Congratulations. You are no doubt stronger and wiser for your humility and your enduring acts of reconciliation. As a result of your efforts your mother is potentially less anxious and your children get to see and know their cousin: everyone, including you, appears to gain.

It is not who caused the issue or the division that is as important as who is strong enough to facilitate the healing.

Besides, let’s remain aware: it takes at least two to tangle! (No, I did not mean to say “tango.”)

December 29, 2007

Our mother was upset over our sibling schism…

by Rod Smith

My elderly mother was very upset at Christmas because my brother (32) and I (29) are not speaking (to each other) and so we came to Christmas Day at her house at different times to make it easier for her. We didn’t plan to come at different times: it is something we’ve worked out without actually talking about it. Now she is not speaking to me. Please help. (Letter shortened)

Given your capacity communicate without “actually talking” with your brother, I’d suggest you each also possess the ability to find enduring reconciliation. I will remind you that it is likely that you will have a brother for longer than you will have a mother.

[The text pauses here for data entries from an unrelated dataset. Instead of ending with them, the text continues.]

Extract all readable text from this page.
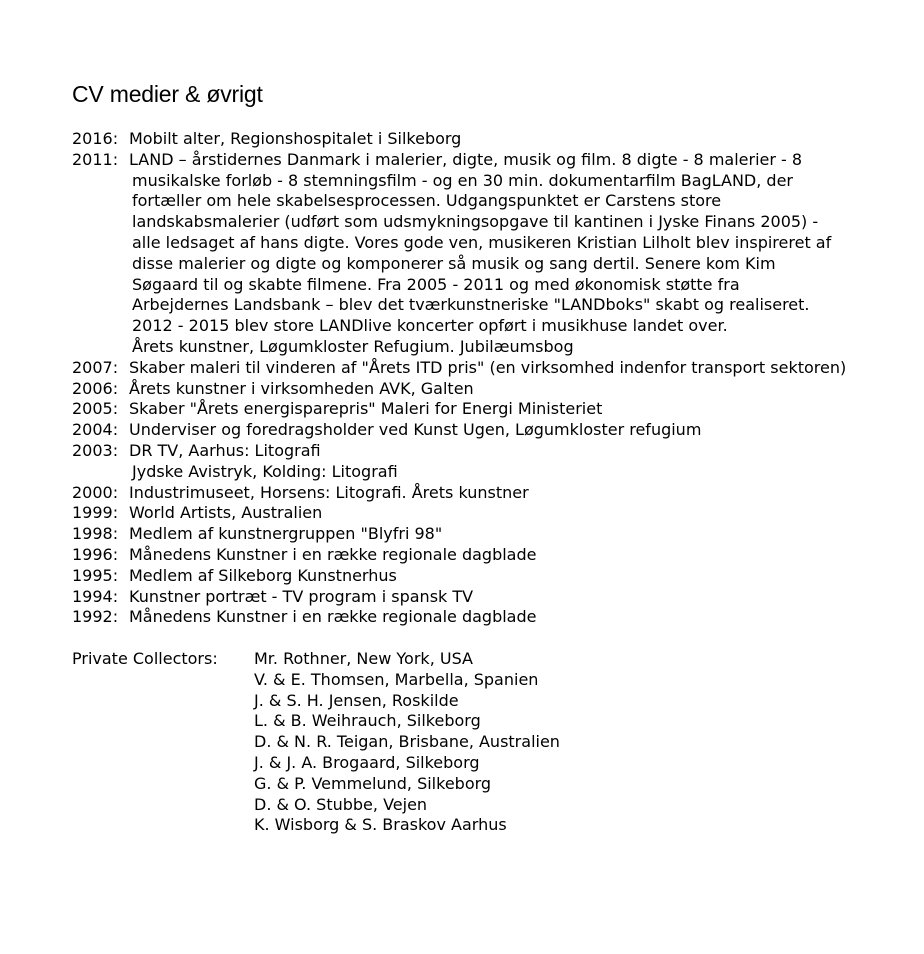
CV medier & øvrigt
2016: Mobilt alter, Regionshospitalet i Silkeborg
2011: LAND – årstidernes Danmark i malerier, digte, musik og film. 8 digte - 8 malerier - 8
musikalske forløb - 8 stemningsfilm - og en 30 min. dokumentarfilm BagLAND, der
fortæller om hele skabelsesprocessen. Udgangspunktet er Carstens store
landskabsmalerier (udført som udsmykningsopgave til kantinen i Jyske Finans 2005) -
alle ledsaget af hans digte. Vores gode ven, musikeren Kristian Lilholt blev inspireret af
disse malerier og digte og komponerer så musik og sang dertil. Senere kom Kim
Søgaard til og skabte filmene. Fra 2005 - 2011 og med økonomisk støtte fra
Arbejdernes Landsbank – blev det tværkunstneriske "LANDboks" skabt og realiseret.
2012 - 2015 blev store LANDlive koncerter opført i musikhuse landet over.
Årets kunstner, Løgumkloster Refugium. Jubilæumsbog
2007: Skaber maleri til vinderen af "Årets ITD pris" (en virksomhed indenfor transport sektoren)
2006: Årets kunstner i virksomheden AVK, Galten
2005: Skaber "Årets energisparepris" Maleri for Energi Ministeriet
2004: Underviser og foredragsholder ved Kunst Ugen, Løgumkloster refugium
2003: DR TV, Aarhus: Litografi
Jydske Avistryk, Kolding: Litografi
2000: Industrimuseet, Horsens: Litografi. Årets kunstner
1999: World Artists, Australien
1998: Medlem af kunstnergruppen "Blyfri 98"
1996: Månedens Kunstner i en række regionale dagblade
1995: Medlem af Silkeborg Kunstnerhus
1994: Kunstner portræt - TV program i spansk TV
1992: Månedens Kunstner i en række regionale dagblade
Private Collectors:	Mr. Rothner, New York, USA
V. & E. Thomsen, Marbella, Spanien
J. & S. H. Jensen, Roskilde
L. & B. Weihrauch, Silkeborg
D. & N. R. Teigan, Brisbane, Australien
J. & J. A. Brogaard, Silkeborg
G. & P. Vemmelund, Silkeborg
D. & O. Stubbe, Vejen
K. Wisborg & S. Braskov Aarhus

Finding peace with a brother, quite apart from alleviating the pain the schism inflicts upon your mother, is usually a good and healthy thing to do.

When families are split it is the stronger person, and not the guilty person, or the “problem” person, who holds the keys of forgiveness and reconciliation.

Approach your brother in a spirit of humility: it might surprise how open he is to embracing his estranged sibling, and, at the same time, you will each be giving your mother a belated Christmas gift she will not stop talking about.

November 20, 2007

Our brother (almost 60) has ADHD….

by Rod Smith

“Our brother (almost 60) is the youngest of four siblings has ADHD. He treats his family like dirt but his friends with respect. Even our mother (in her eighties) does not get his respect or attention. He confesses undying love for her then ignores her. He will lend money to all his friends but not his family. Hides behind the ADHD label and blames it all on this. He wants us to do right by him but never ever does the correct thing with us. If mother or a sister is in the hospital he does not visit. Family is always pushed aside to make way for wonderful friends. He will not see psychiatrist or get help. What can we do? We still love him but he is always right and we are wrong no matter what. His wife supports everything he does. How should we respond? We know he can never change. Please help us. My mom is devastated.” (Letter edited)

This is probably a character issue, and not a matter of your brother’s diagnosis. I hereby give you permission to relinquish your role as your brother’s change agent, and the family’s scum-half, or quaterback (depending on where you are reading this!). Give it up. Let your mother and siblings deal directly with him. Get out of the way! Playing “piggy in the middle” is never much fun for piggy.